The StorageWriterQueue has been red and there are a few errors logged (since Thursday) that indicate slow queues:

[PID:03612:013 2013.10.31 20:00:34.827 ERROR QueuedHandlerMRES ] —!!! VERY SLOW QUEUE MSG [StorageWriterQueue]: WriteCommit - 8549ms. Q: 0/13.

[PID:03612:013 2013.10.31 21:06:52.669 ERROR QueuedHandlerMRES ] —!!! VERY SLOW QUEUE MSG [StorageWriterQueue]: WriteCommit - 15243ms. Q: 0/27.

[PID:03612:013 2013.11.01 03:23:30.090 ERROR QueuedHandlerMRES ] —!!! VERY SLOW QUEUE MSG [StorageWriterQueue]: WriteCommit - 13675ms. Q: 0/25.

[PID:03612:013 2013.11.02 06:16:48.942 ERROR QueuedHandlerMRES ] —!!! VERY SLOW QUEUE MSG [StorageWriterQueue]: WriteCommit - 7203ms. Q: 0/18.

[PID:03612:031 2013.11.02 07:25:00.471 ERROR QueuedHandlerThreadP] —!!! VERY SLOW QUEUE MSG [StorageReaderQueue #4]: CheckStreamAccess - 33254ms. Q: 0/22.

[PID:03612:036 2013.11.02 07:25:00.471 ERROR QueuedHandlerThreadP] —!!! VERY SLOW QUEUE MSG [StorageReaderQueue #3]: CheckStreamAccess - 24844ms. Q: 0/12.

[PID:03612:034 2013.11.02 07:25:00.471 ERROR QueuedHandlerThreadP] —!!! VERY SLOW QUEUE MSG [StorageReaderQueue #1]: CheckStreamAccess - 27906ms. Q: 0/13.

[PID:03612:025 2013.11.02 07:25:00.471 ERROR QueuedHandlerThreadP] —!!! VERY SLOW QUEUE MSG [StorageReaderQueue #2]: CheckStreamAccess - 30955ms. Q: 0/16.

[PID:03612:013 2013.11.03 10:14:19.014 ERROR QueuedHandlerMRES ] —!!! VERY SLOW QUEUE MSG [StorageWriterQueue]: WritePrepares - 9393ms. Q: 0/24.

No other errors have been logged so far.

Are these stats something to be concerned about? Would it be accepted to enable the $by_category projection as well as the second, custom projection? The StorageWriterQueue is consistently red and 99% busy.

Being red is not an issue as its adaptive. If for instance it takes 100 ms to fsync then 10 events per second could hit 100% utilization.

When you say memory stats are those on the box or the process? Windows will cache files aggressively but will also release them under pressure. What ate thd stats for the process?

Greg

Memory is for the whole system as is ethernet. EventStore process itself uses ~ 700 MB memory.

"If for instance it takes 100 ms to fsync then 10 events per second could hit 100% utilization."

How can the queue stats be used to make this interpretation? As I understand it, an EventStore write consists of a prepare and a commit. Does that mean that the fsync time of an event is the sum of fsyncs of both the prepare and write?

Depends how you write, are you using transactional writes eg begintransaction?

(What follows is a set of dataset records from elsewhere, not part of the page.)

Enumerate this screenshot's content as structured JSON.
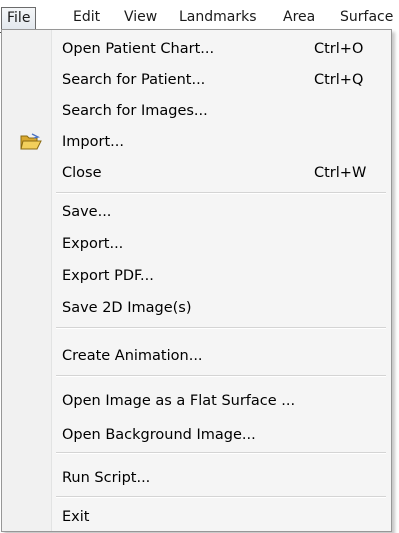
{
  "menubar": {
    "items": [
      {
        "label": "File"
      },
      {
        "label": "Edit"
      },
      {
        "label": "View"
      },
      {
        "label": "Landmarks"
      },
      {
        "label": "Area"
      },
      {
        "label": "Surface"
      }
    ]
  },
  "file_menu": {
    "items": [
      {
        "label": "Open Patient Chart...",
        "shortcut": "Ctrl+O"
      },
      {
        "label": "Search for Patient...",
        "shortcut": "Ctrl+Q"
      },
      {
        "label": "Search for Images..."
      },
      {
        "label": "Import...",
        "icon": "open-folder-icon"
      },
      {
        "label": "Close",
        "shortcut": "Ctrl+W"
      },
      {
        "label": "Save..."
      },
      {
        "label": "Export..."
      },
      {
        "label": "Export PDF..."
      },
      {
        "label": "Save 2D Image(s)"
      },
      {
        "label": "Create Animation..."
      },
      {
        "label": "Open Image as a Flat Surface ..."
      },
      {
        "label": "Open Background Image..."
      },
      {
        "label": "Run Script..."
      },
      {
        "label": "Exit"
      }
    ]
  },
  "colors": {
    "menu_background": "#f5f5f5",
    "menu_border": "#979797",
    "separator": "#d4d4d4",
    "folder_icon": "#e8c24a"
  }
}
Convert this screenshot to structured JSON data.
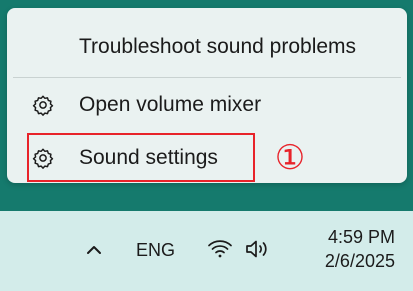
{
  "context_menu": {
    "items": [
      {
        "label": "Troubleshoot sound problems",
        "icon": null
      },
      {
        "label": "Open volume mixer",
        "icon": "gear-icon"
      },
      {
        "label": "Sound settings",
        "icon": "gear-icon"
      }
    ],
    "highlighted_item_index": 2
  },
  "annotation": {
    "callout_label": "①",
    "color": "#e8232a"
  },
  "taskbar": {
    "language": "ENG",
    "clock": {
      "time": "4:59 PM",
      "date": "2/6/2025"
    },
    "icons": [
      "chevron-up-icon",
      "wifi-icon",
      "volume-icon"
    ]
  },
  "colors": {
    "wallpaper": "#157a6d",
    "menu_background": "#eaf2f1",
    "taskbar_background": "#d3ecea",
    "highlight_border": "#e8232a"
  }
}
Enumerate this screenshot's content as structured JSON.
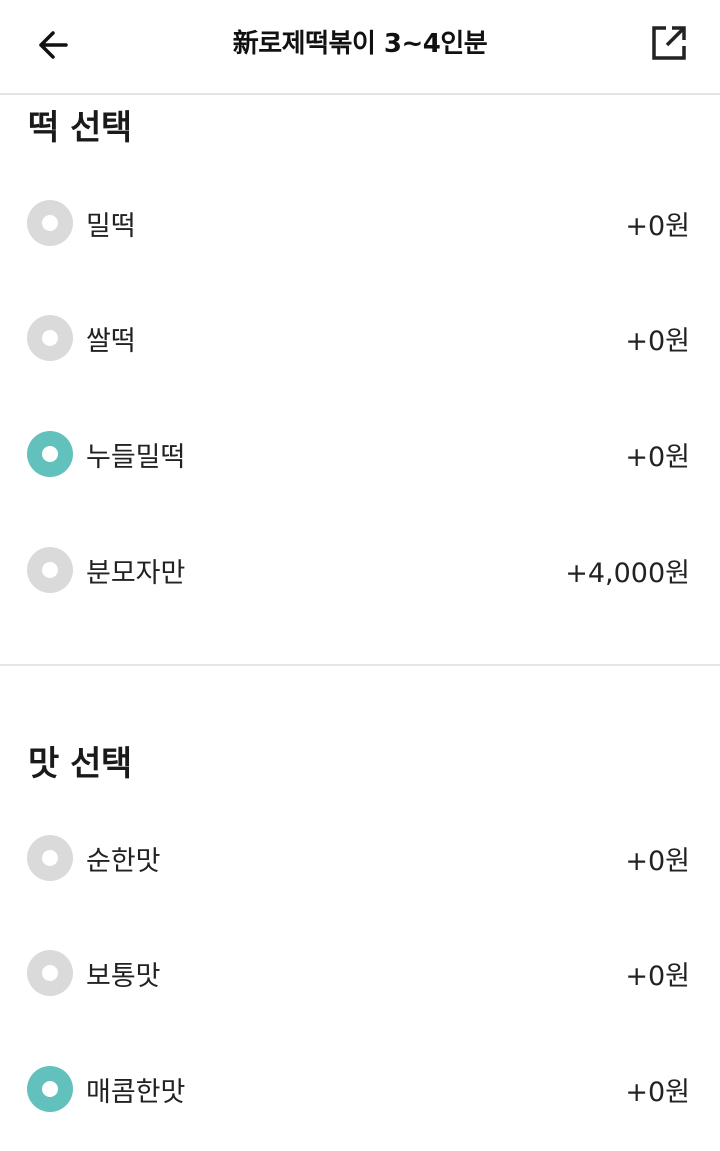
{
  "header": {
    "title": "新로제떡볶이 3~4인분"
  },
  "sections": [
    {
      "title": "떡 선택",
      "options": [
        {
          "label": "밀떡",
          "price": "+0원",
          "selected": false
        },
        {
          "label": "쌀떡",
          "price": "+0원",
          "selected": false
        },
        {
          "label": "누들밀떡",
          "price": "+0원",
          "selected": true
        },
        {
          "label": "분모자만",
          "price": "+4,000원",
          "selected": false
        }
      ]
    },
    {
      "title": "맛 선택",
      "options": [
        {
          "label": "순한맛",
          "price": "+0원",
          "selected": false
        },
        {
          "label": "보통맛",
          "price": "+0원",
          "selected": false
        },
        {
          "label": "매콤한맛",
          "price": "+0원",
          "selected": true
        }
      ]
    }
  ],
  "colors": {
    "accent": "#62c1bd",
    "radio_unselected": "#dadada",
    "divider": "#e6e6e6"
  },
  "icons": {
    "back": "arrow-left-icon",
    "share": "share-external-icon"
  }
}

For memory this will be bypassed soon but i wouldnt worry too much just file caching

Greg

No transactions.

Understood about memory use, it doesn’t seem to cause problems. Though if the system only has ~ 300 MB available, can that affect performance of other processes initially or does windows do good job of reclaiming?

Last I checked windows is pretty good at giving it up. The philosophy being why leave the ram unused right now when we can make things faster by using it

With regards to the queues, what will happen if, say the StorageWriterQueue, remains at 100% utilization for extended periods of time? Out of memory or does it begin to push back? In this scenario, the queue seems to remain in high utilization but disk utilization for the process is around 1 MB/sec. Does this imply that the maximum throughput is being reached?

Not at all we use an adaptive algorithm to balance between throughput and latency. The cost is on the fsync, we try to balance low latency with given throughput eg at one write per 100 ms we will fsync each and get low latency. As throughput goes up we will begin batching.

I’ll be in NYC and Chicago in 8 weeks where will you be?

I’ll be in Denver on Wednesday January 29th through the weekend and in DC on Friday February 28th through the weekend, but other than that I’ll be in NY area, specifically Montclair NJ.

Good we are in South Africa then… Let’s try to do a NYC meetup?

Cool, let’s. What dates? Thoughts on topics? A coworker is co-organizer for DDD-NYC (together with Steve Bohen), so he could help with venue.